| dc.description.abstract | Beaches composed of pebble to boulder-sized material are a common feature of rocky coastlines globally and provide effective protection against wave attack. However difficulties with the proximal deployment of wave gauges and measuring the transport of coarse clasts in the field has limited research in this area. The overarching aim of this thesis is to use contemporary ‘off-the-shelf’ technology in a series of interlinked, field-based experiments to improve quantitative understanding of relationship between coarse clastic beach dynamics and the nearshore wave conditions.
In the first of the empirical chapters (Chapter 3), indigenous clasts implanted with motion loggers provided a unique insight into the threshold-entrainment within the littoral zone on: (1) an exposed macro-tidal field site in Abbotsham, UK and; (2) a fetch-limited system in Flathead Lake, USA. The threshold-entrainment was positively related to the power of waves that prevailed over the hour-long experiment and accurately predicted with the equations of Lorang (2000).
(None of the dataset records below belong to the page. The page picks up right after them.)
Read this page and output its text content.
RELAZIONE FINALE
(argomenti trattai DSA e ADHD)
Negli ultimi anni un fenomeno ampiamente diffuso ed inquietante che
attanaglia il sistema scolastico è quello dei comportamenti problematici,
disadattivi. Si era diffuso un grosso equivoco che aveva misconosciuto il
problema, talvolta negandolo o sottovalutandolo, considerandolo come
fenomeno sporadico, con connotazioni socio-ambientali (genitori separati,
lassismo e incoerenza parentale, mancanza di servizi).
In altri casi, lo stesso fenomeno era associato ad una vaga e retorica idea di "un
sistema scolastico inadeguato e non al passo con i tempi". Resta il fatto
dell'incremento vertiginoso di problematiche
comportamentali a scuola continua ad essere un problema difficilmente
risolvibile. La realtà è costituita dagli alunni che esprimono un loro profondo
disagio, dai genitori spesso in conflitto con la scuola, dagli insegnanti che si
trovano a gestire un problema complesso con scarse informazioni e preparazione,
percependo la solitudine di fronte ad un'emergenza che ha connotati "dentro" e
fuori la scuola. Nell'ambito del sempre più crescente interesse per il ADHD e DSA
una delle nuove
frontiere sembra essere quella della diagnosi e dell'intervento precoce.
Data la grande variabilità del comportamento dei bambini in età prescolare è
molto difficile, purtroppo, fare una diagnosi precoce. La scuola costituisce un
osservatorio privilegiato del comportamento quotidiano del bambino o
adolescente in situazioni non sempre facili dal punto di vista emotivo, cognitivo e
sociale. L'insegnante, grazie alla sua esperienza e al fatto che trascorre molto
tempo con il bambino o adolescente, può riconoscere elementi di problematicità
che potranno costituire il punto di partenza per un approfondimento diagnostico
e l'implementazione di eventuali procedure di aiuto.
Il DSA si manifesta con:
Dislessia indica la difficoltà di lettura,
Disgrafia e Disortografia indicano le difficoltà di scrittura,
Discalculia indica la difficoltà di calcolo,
The relationship between clast mass and power of individual incident waves linked to each entrainment event was more complex. There was the propensity of large clasts to occasionally become entrained by exceedingly weak waves. The processes behind this result remain unclear.
Comprehensive experiments measuring variability in the concurrent wave conditions along the inner shore platform and offshore are presented in Chapter 4, along with daily longshore clast displacement and depth of activation measurements across the adjacent coarse clastic beach at Abbotsham. The longshore transport rate varies in concert with the longshore component of wave power, which is dependent on interactions between incident waves and shore platform morphology. These findings are used in Chapter 5 to model the (positive) longshore flux of clastic material towards the economically-valuable natural barrier, which has diminished in recent years. It was found that a disproportionately large fraction of positive transport was generated by storm events, the effectiveness of which was moderated by water depth. Net annual positive transport was predicted to increase with sea level rise and storminess. However, the increased influx was small in comparison to the volume of the barriers itself, and therefore unlikely to halt, or ameliorate future degradation. The experiments presented in this thesis provide new insight into nearshore wave transformations and the relationship between wave properties and clast transport at a time when sea level rise and the potential increase in storminess is threatening coastlines globally. | en_GB |